MINHA SAGA

Acho que foi em 2013 que eu resolvi, depois de muito pensar, que eu queria ter uma editora. Meu sonho sempre foi ser escritora, escrevia antes mesmo de saber escrever e quando aprendi, meus pais eram obrigados a me dar, sempre que possível, aquele pacote de 500 folhas de sulfite. Com eles, eu dobrava um número x de folhas, grampeava no meio e escrevia. Sim, eu tinha um limite de páginas e escrevia na mão mesmo. Na época não havia computadores, mas máquinas de escrever. Só fui ter uma anos depois e, para meu desespero, minha mãe deu o fim nela quando ficou velha e sem utilidade – nessa época, nós já tínhamos um computador. Mas cá entre nós, não justifica jogar uma máquina de escrever fora, mesmo que ela não estivesse funcionando muito bem.

 

Uma criança normal quer brinquedos, eu queria papel e caneta.

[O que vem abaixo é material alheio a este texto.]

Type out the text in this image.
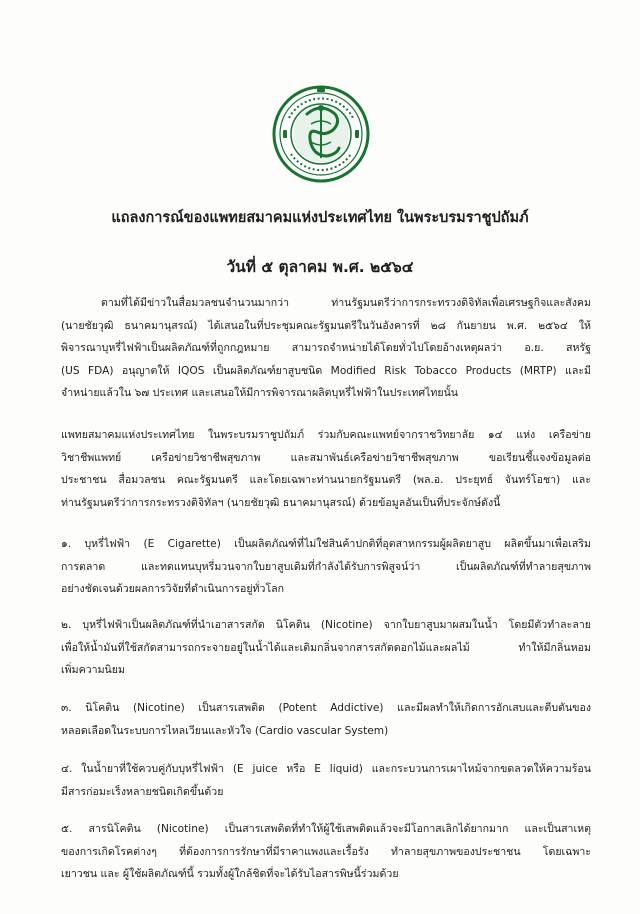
แถลงการณ์ของแพทยสมาคมแห่งประเทศไทย ในพระบรมราชูปถัมภ์
วันที่ ๕ ตุลาคม พ.ศ. ๒๕๖๔
ตามที่ได้มีข่าวในสื่อมวลชนจำนวนมากว่า ท่านรัฐมนตรีว่าการกระทรวงดิจิทัลเพื่อเศรษฐกิจและสังคม
(นายชัยวุฒิ ธนาคมานุสรณ์) ได้เสนอในที่ประชุมคณะรัฐมนตรีในวันอังคารที่ ๒๘ กันยายน พ.ศ. ๒๕๖๔ ให้
พิจารณาบุหรี่ไฟฟ้าเป็นผลิตภัณฑ์ที่ถูกกฎหมาย สามารถจำหน่ายได้โดยทั่วไปโดยอ้างเหตุผลว่า อ.ย. สหรัฐ
(US FDA) อนุญาตให้ IQOS เป็นผลิตภัณฑ์ยาสูบชนิด Modified Risk Tobacco Products (MRTP) และมี
จำหน่ายแล้วใน ๖๗ ประเทศ และเสนอให้มีการพิจารณาผลิตบุหรี่ไฟฟ้าในประเทศไทยนั้น
แพทยสมาคมแห่งประเทศไทย ในพระบรมราชูปถัมภ์ ร่วมกับคณะแพทย์จากราชวิทยาลัย ๑๔ แห่ง เครือข่าย
วิชาชีพแพทย์ เครือข่ายวิชาชีพสุขภาพ และสมาพันธ์เครือข่ายวิชาชีพสุขภาพ ขอเรียนชี้แจงข้อมูลต่อ
ประชาชน สื่อมวลชน คณะรัฐมนตรี และโดยเฉพาะท่านนายกรัฐมนตรี (พล.อ. ประยุทธ์ จันทร์โอชา) และ
ท่านรัฐมนตรีว่าการกระทรวงดิจิทัลฯ (นายชัยวุฒิ ธนาคมานุสรณ์) ด้วยข้อมูลอันเป็นที่ประจักษ์ดังนี้
๑. บุหรี่ไฟฟ้า (E Cigarette) เป็นผลิตภัณฑ์ที่ไม่ใช่สินค้าปกติที่อุตสาหกรรมผู้ผลิตยาสูบ ผลิตขึ้นมาเพื่อเสริม
การตลาด และทดแทนบุหรี่มวนจากใบยาสูบเดิมที่กำลังได้รับการพิสูจน์ว่า เป็นผลิตภัณฑ์ที่ทำลายสุขภาพ
อย่างชัดเจนด้วยผลการวิจัยที่ดำเนินการอยู่ทั่วโลก
๒. บุหรี่ไฟฟ้าเป็นผลิตภัณฑ์ที่นำเอาสารสกัด นิโคติน (Nicotine) จากใบยาสูบมาผสมในน้ำ โดยมีตัวทำละลาย
เพื่อให้น้ำมันที่ใช้สกัดสามารถกระจายอยู่ในน้ำได้และเติมกลิ่นจากสารสกัดดอกไม้และผลไม้ ทำให้มีกลิ่นหอม
เพิ่มความนิยม
๓. นิโคติน (Nicotine) เป็นสารเสพติด (Potent Addictive) และมีผลทำให้เกิดการอักเสบและตีบตันของ
หลอดเลือดในระบบการไหลเวียนและหัวใจ (Cardio vascular System)
๔. ในน้ำยาที่ใช้ควบคู่กับบุหรี่ไฟฟ้า (E juice หรือ E liquid) และกระบวนการเผาไหม้จากขดลวดให้ความร้อน
มีสารก่อมะเร็งหลายชนิดเกิดขึ้นด้วย
๕. สารนิโคติน (Nicotine) เป็นสารเสพติดที่ทำให้ผู้ใช้เสพติดแล้วจะมีโอกาสเลิกได้ยากมาก และเป็นสาเหตุ
ของการเกิดโรคต่างๆ ที่ต้องการการรักษาที่มีราคาแพงและเรื้อรัง ทำลายสุขภาพของประชาชน โดยเฉพาะ
เยาวชน และ ผู้ใช้ผลิตภัณฑ์นี้ รวมทั้งผู้ใกล้ชิดที่จะได้รับไอสารพิษนี้ร่วมด้วย
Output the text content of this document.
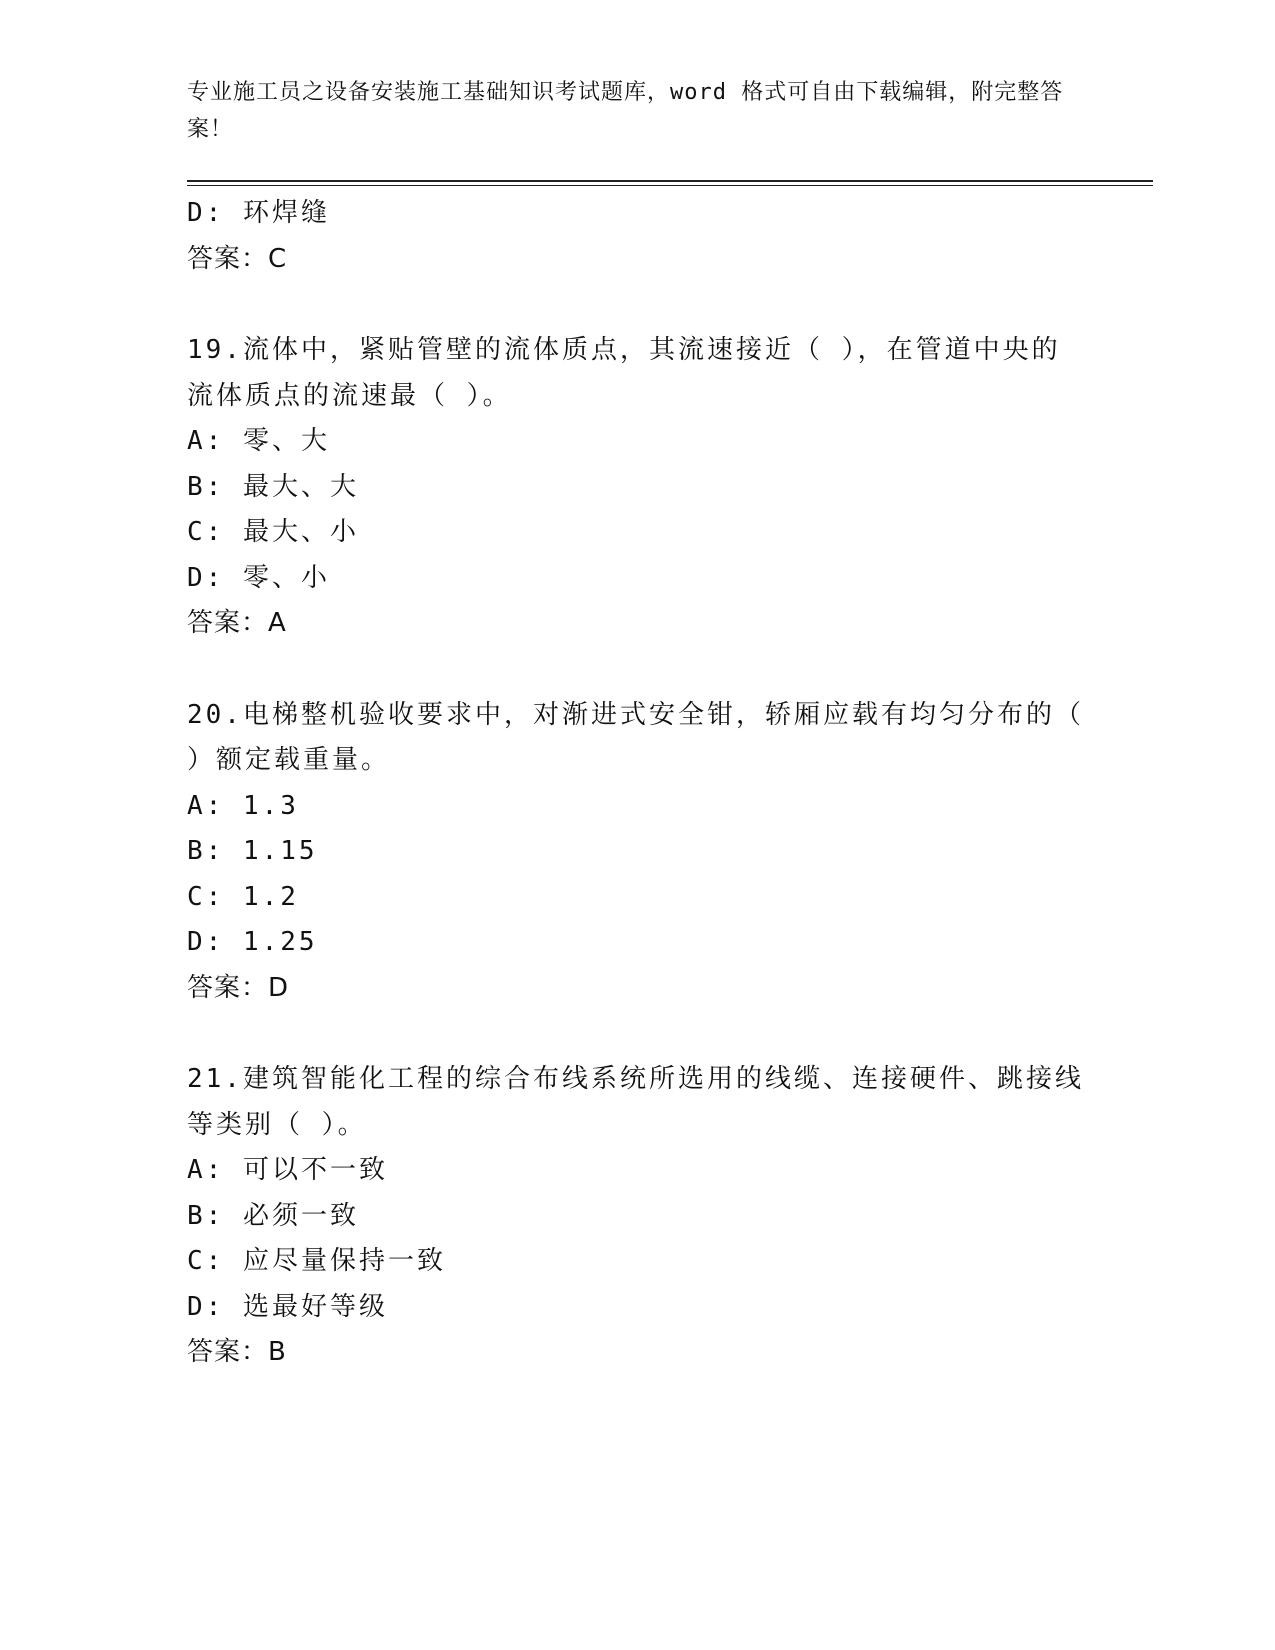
专业施工员之设备安装施工基础知识考试题库，word 格式可自由下载编辑，附完整答案！
D: 环焊缝
答案：C
19.流体中，紧贴管壁的流体质点，其流速接近（ ），在管道中央的
流体质点的流速最（ ）。
A: 零、大
B: 最大、大
C: 最大、小
D: 零、小
答案：A
20.电梯整机验收要求中，对渐进式安全钳，轿厢应载有均匀分布的（
）额定载重量。
A: 1.3
B: 1.15
C: 1.2
D: 1.25
答案：D
21.建筑智能化工程的综合布线系统所选用的线缆、连接硬件、跳接线
等类别（ ）。
A: 可以不一致
B: 必须一致
C: 应尽量保持一致
D: 选最好等级
答案：B
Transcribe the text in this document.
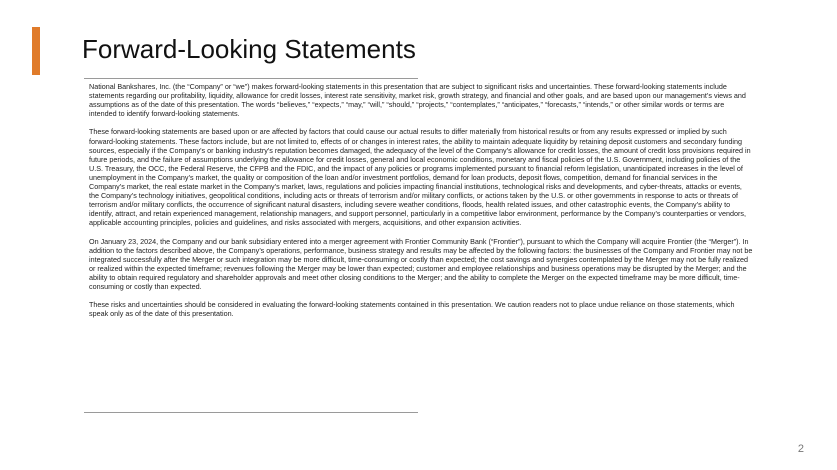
Forward-Looking Statements

National Bankshares, Inc. (the “Company” or “we”) makes forward-looking statements in this presentation that are subject to significant risks and uncertainties. These forward-looking statements include statements regarding our profitability, liquidity, allowance for credit losses, interest rate sensitivity, market risk, growth strategy, and financial and other goals, and are based upon our management’s views and assumptions as of the date of this presentation. The words “believes,” “expects,” “may,” “will,” “should,” “projects,” “contemplates,” “anticipates,” “forecasts,” “intends,” or other similar words or terms are intended to identify forward-looking statements.

These forward-looking statements are based upon or are affected by factors that could cause our actual results to differ materially from historical results or from any results expressed or implied by such forward-looking statements. These factors include, but are not limited to, effects of or changes in interest rates, the ability to maintain adequate liquidity by retaining deposit customers and secondary funding sources, especially if the Company’s or banking industry’s reputation becomes damaged, the adequacy of the level of the Company’s allowance for credit losses, the amount of credit loss provisions required in future periods, and the failure of assumptions underlying the allowance for credit losses, general and local economic conditions, monetary and fiscal policies of the U.S. Government, including policies of the U.S. Treasury, the OCC, the Federal Reserve, the CFPB and the FDIC, and the impact of any policies or programs implemented pursuant to financial reform legislation, unanticipated increases in the level of unemployment in the Company’s market, the quality or composition of the loan and/or investment portfolios, demand for loan products, deposit flows, competition, demand for financial services in the Company’s market, the real estate market in the Company’s market, laws, regulations and policies impacting financial institutions, technological risks and developments, and cyber-threats, attacks or events, the Company’s technology initiatives, geopolitical conditions, including acts or threats of terrorism and/or military conflicts, or actions taken by the U.S. or other governments in response to acts or threats of terrorism and/or military conflicts, the occurrence of significant natural disasters, including severe weather conditions, floods, health related issues, and other catastrophic events, the Company’s ability to identify, attract, and retain experienced management, relationship managers, and support personnel, particularly in a competitive labor environment, performance by the Company’s counterparties or vendors, applicable accounting principles, policies and guidelines, and risks associated with mergers, acquisitions, and other expansion activities.

On January 23, 2024, the Company and our bank subsidiary entered into a merger agreement with Frontier Community Bank (“Frontier”), pursuant to which the Company will acquire Frontier (the “Merger”). In addition to the factors described above, the Company’s operations, performance, business strategy and results may be affected by the following factors: the businesses of the Company and Frontier may not be integrated successfully after the Merger or such integration may be more difficult, time-consuming or costly than expected; the cost savings and synergies contemplated by the Merger may not be fully realized or realized within the expected timeframe; revenues following the Merger may be lower than expected; customer and employee relationships and business operations may be disrupted by the Merger; and the ability to obtain required regulatory and shareholder approvals and meet other closing conditions to the Merger; and the ability to complete the Merger on the expected timeframe may be more difficult, time-consuming or costly than expected.

These risks and uncertainties should be considered in evaluating the forward-looking statements contained in this presentation. We caution readers not to place undue reliance on those statements, which speak only as of the date of this presentation.

2
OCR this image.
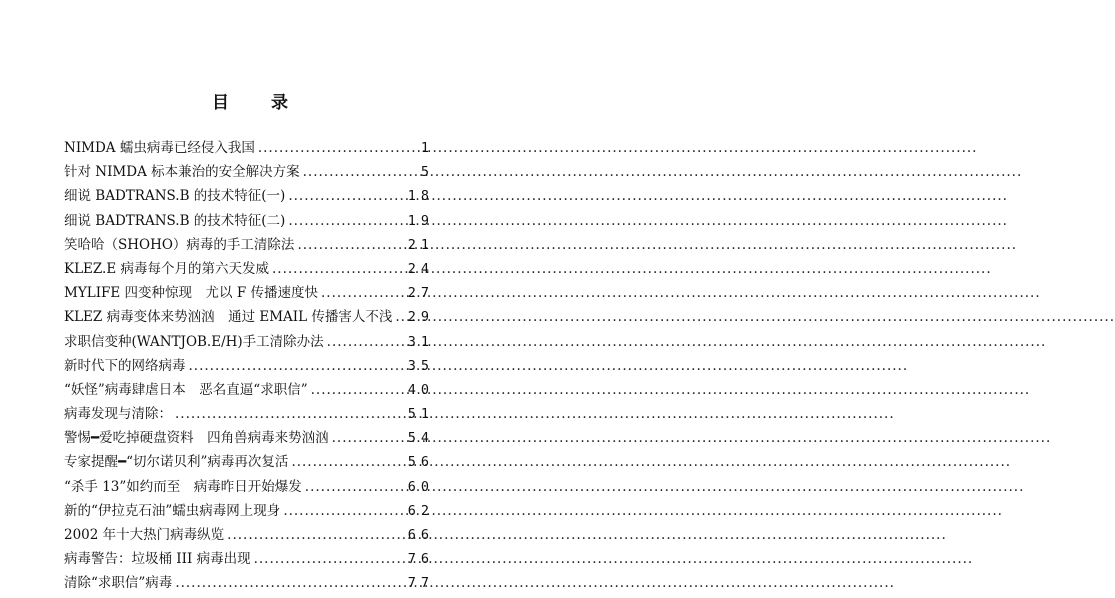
目 录
NIMDA 蠕虫病毒已经侵入我国 .....	1
针对 NIMDA 标本兼治的安全解决方案 .....	5
细说 BADTRANS.B 的技术特征(一) .....	18
细说 BADTRANS.B 的技术特征(二) .....	19
笑哈哈（SHOHO）病毒的手工清除法 .....	21
KLEZ.E 病毒每个月的第六天发威 .....	24
MYLIFE 四变种惊现　尤以 F 传播速度快 .....	27
KLEZ 病毒变体来势汹汹　通过 EMAIL 传播害人不浅 ..... 29
求职信变种(WANTJOB.E/H)手工清除办法 .....	31
新时代下的网络病毒 .....	35
“妖怪”病毒肆虐日本　恶名直逼“求职信” .....	40
病毒发现与清除： .....	51
警惕━爱吃掉硬盘资料　四角兽病毒来势汹汹 .....	54
专家提醒━“切尔诺贝利”病毒再次复活 .....	56
“杀手 13”如约而至　病毒昨日开始爆发 .....	60
新的“伊拉克石油”蠕虫病毒网上现身 .....	62
2002 年十大热门病毒纵览 .....	66
病毒警告：垃圾桶 III 病毒出现 .....	76
清除“求职信”病毒 .....	77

Se vocês pudessem ver a parte de baixa da minha atual escrivaninha, teriam um choque: tenho MUITAS canetas, de todos os tipos, marcas e cores. Nunca perdi essa mania. E acho que nunca vou perder, mesmo que eu não use todas ou se quer precise dessa quantidade. E continuo escrevendo. Na mão, em cadernos, milhares de cadernos.

 

Mas, por ironia do destino, nunca publiquei nada, mesmo depois de lançar oficialmente a Círculo das Artes. Sei lá, nunca mais consegui terminar de escrever qualquer história que começava. Deve ser por medo mesmo. Fico pensando que, como eu coloquei minhas mãos em obras tão magníficas, o que eu escrevo acaba sendo patético. No fundo, lá fundo, das profundezas da minha alma, eu sei que estou errada. Tenho uma história que estou tentando escrever desde 2002. Imagina só, nunca saí do primeiro capítulo. Escreve e reescrevo e nunca parece bom o suficiente. E ela tá aí, na publicada na parte de contos. Você consegue adivinhar?

 

Antes de abrir a editora, eu trabalhei em diversos lugares (e ainda trabalho), produzi livros de todos os tipos, desde os infantis, passando por quadrinhos e chegando nos monstros de exatas. Calhamaços de cálculos que fazia eu ter pesadelos horríveis. Nunca gostei de exatas, mas acabei virando especialista neste tipo de livro. Vai entender as obras do destino.

 

Mas enfim, com o tempo eu fui percebendo que precisava de outra pessoa para dar andamento a Círculo das Artes, foi aí que eu tive duas grandes sócias. Mulheres sensacionais que acrescentaram muito. Claro que não foi ao mesmo tempo, cada uma vivenciou uma parte da Círculo. Mas não deu certo. Éramos diferentes e queríamos coisas diferentes. Então resolvemos nos separar.

 

Publiquei algumas obras pela Círculo, mas ela nunca me satisfez da forma que eu gostaria. Pensei em desistir milhares de vezes, pois ter uma empresa significa dar dinheiro para o governo e muito dinheiro. Então ela mais tomou de mim do que me deu. As alegrias foram poucas, lágrimas foram muitas.

 

Mas aí veio a pandemia. E eu entrei num estado de escolher: acabar de vez ou continuar com outro modelo de negócio. Resolvi tentar mais uma vez, dessa vez sozinha, sozinha, sozinha. Claro que tem coisas que eu não sou tão boa, como revisar texto, mas tenho ótimos parceiros que podem fazer isso. Então criei o modelo tradicional e o moderno. Fiz ótimas parcerias com outras empresas para distribuir o livro e tenho muitas ideias o tempo todo. Achei que isso deveria servir para algo.

 

Ainda quero publicar um livro, mas me contento em descobrir obras incríveis de pessoas que jamais conseguiriam publicar um livro por uma editora grande. Claro que eu quero ser grande, mas quero fazer isso sem extorquir ninguém.

 

Por estar sozinha nesta empreitada e não ser herdeira cheia de dinheiro, preciso de ajuda para conquistar meu sonho e realizar dos outros também. Preciso de ajuda. E espero que você, escritor, leitor, possa entender que neste início as coisas não serão tão glamorosas, mas tenho fé de que um dia será. E meus autores serão tão grandes quanto qualquer um que tem por aí.